Citybus had set its sights on services 12A and 17 that CMB has already withdrawn. It considers that residents residing in MacDonald Road, are richer and needed high-quality bus services. Upon obtaining the consent from the government, Citybus has announced in September 1989 that it intends to re-operate. In terms of that, after the strike, Citybus will formally apply to the government.

In 1990, Citybus applied to start three non-franchised routes, namely 37R, 90R and 97R, all serving between Southern District to Admiralty. In March the same year, Citybus applied to operate the route 12A which CMB had previously requested to be cancelled due to low patronage. The application was approved, and services by Citybus commenced in September 1991 with air-conditioned Leyland Olympian double deckers. Other bids such as Argos Bus, Coornet Bus and Hong Kong Buses bid for the tender, together with Kowloon Motor Bus, eventually changing the mind and waive off the bidding.

Later, seeing no improvement in CMB's services, the Government decided to re-tender 26 of CMB's routes to another company. Two companies applied, namely Citybus and Stagecoach. Since Stagecoach had no experience on operating routes in Hong Kong, Citybus won the tender. The routes were operated by Citybus in effective from 1 September 1993.

Routes
The routes included numbers 1, 1M, 5, 5A, 5B, 6, 6A, 10X, 12, 12M, 48, 61, 61M, 70, 70M, 72, 72A, 72B, 75, 76, 90, 92, 96, 97, 97A, 98, 107 and 170.

Aftermath

Further route annexations
Significant service improvements were observed on the annexed routes, while CMB's service quality remained unsatisfactory. On 1 September 1995, the Government annexed a further 14 routes to Citybus, namely routes 7, 11, 37, 40, 40M, 71, 73, 85, 99, 511, 592, 260, 103 and 182.
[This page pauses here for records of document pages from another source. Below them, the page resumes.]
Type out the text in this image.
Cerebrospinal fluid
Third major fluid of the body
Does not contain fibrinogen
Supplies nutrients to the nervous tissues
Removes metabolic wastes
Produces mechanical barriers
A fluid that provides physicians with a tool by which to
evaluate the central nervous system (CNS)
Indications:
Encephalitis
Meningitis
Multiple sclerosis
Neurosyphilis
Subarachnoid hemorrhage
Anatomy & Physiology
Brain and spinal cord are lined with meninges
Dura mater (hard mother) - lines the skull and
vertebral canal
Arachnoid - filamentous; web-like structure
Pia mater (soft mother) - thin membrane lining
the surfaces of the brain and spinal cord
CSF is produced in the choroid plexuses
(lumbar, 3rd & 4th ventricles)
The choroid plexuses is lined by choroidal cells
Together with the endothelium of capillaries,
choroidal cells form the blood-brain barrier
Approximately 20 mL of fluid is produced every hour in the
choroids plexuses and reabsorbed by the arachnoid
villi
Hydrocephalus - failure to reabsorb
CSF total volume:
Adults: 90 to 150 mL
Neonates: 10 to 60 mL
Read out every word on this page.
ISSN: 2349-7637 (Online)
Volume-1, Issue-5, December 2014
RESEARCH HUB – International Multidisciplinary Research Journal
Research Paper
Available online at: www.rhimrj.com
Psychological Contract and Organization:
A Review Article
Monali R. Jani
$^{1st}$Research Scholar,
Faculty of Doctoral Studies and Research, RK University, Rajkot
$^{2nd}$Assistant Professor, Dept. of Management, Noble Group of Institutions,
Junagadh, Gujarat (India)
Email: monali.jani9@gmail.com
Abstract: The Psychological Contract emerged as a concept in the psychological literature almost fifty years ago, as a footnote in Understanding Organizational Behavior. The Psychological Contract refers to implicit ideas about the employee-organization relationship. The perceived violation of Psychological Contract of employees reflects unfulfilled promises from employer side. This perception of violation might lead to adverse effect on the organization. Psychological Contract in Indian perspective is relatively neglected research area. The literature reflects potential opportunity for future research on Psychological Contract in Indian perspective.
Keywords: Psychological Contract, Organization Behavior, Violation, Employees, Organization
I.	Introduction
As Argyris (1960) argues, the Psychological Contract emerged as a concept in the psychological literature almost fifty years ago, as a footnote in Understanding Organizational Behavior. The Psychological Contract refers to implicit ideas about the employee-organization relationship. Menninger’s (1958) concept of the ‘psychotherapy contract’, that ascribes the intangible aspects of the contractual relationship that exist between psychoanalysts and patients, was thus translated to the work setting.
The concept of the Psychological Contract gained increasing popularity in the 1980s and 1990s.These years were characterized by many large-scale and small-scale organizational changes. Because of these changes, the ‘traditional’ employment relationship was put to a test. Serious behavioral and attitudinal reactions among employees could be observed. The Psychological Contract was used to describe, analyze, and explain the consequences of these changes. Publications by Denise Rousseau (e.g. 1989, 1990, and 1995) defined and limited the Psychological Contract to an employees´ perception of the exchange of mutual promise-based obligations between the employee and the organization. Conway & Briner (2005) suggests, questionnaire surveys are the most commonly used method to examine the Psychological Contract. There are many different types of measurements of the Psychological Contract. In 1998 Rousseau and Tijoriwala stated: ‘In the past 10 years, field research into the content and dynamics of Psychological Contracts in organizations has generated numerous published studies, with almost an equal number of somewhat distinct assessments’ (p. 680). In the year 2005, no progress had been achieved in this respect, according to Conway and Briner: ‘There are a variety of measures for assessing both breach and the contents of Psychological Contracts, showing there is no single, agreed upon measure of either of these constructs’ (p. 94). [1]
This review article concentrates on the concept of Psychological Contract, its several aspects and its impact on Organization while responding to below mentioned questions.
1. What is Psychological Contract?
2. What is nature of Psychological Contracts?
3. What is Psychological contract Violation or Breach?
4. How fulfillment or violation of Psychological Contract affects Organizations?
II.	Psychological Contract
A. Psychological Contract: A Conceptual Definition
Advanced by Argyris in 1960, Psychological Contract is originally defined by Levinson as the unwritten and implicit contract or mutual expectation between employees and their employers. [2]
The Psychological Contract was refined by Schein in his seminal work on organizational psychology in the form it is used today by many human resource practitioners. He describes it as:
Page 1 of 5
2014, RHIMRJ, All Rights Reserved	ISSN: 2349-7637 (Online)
In 1997, CMB gave up four routes which were taken over by Citybus immediately: 45 and 47 became 40P and 47A on 3 March, 41 became 41A on 21 April 1997, and 3 became 3B on 2 June 1997.

The demise of CMB
Even with the previous route annexations, CMB still declined to improve its services. When the Government decided to implement the Octopus card system in 1997 for public transport, CMB rejected to follow. Furthermore, it failed to deliver proposals that year for franchise renewal due in 1998. On 17 February 1998, the Executive Council discontinued CMB's franchise, which would expire on 31 August 1998. 12 routes were directly handed over to Citybus, and one to Kowloon Motor Bus (KMB). 11 routes were scheduled for cancellation with the franchise expiry. The remaining 88 routes were opened up for tender. CMB, KMB and Citybus joined in the tender; however it happened to be New World First Bus (NWFB), a completely new bus operator in Hong Kong formed by a joint venture between New World Development and FirstGroup, which won the tender in the end. At midnight on 1 September 1998, CMB ceased to operate bus services with the expiry of its tender, and the routes were taken over by NWFB.

The cancelled routes include: 10A, 11A, 15M, 15X, 38A, 79, 337, 392, 504, A20 and N38A.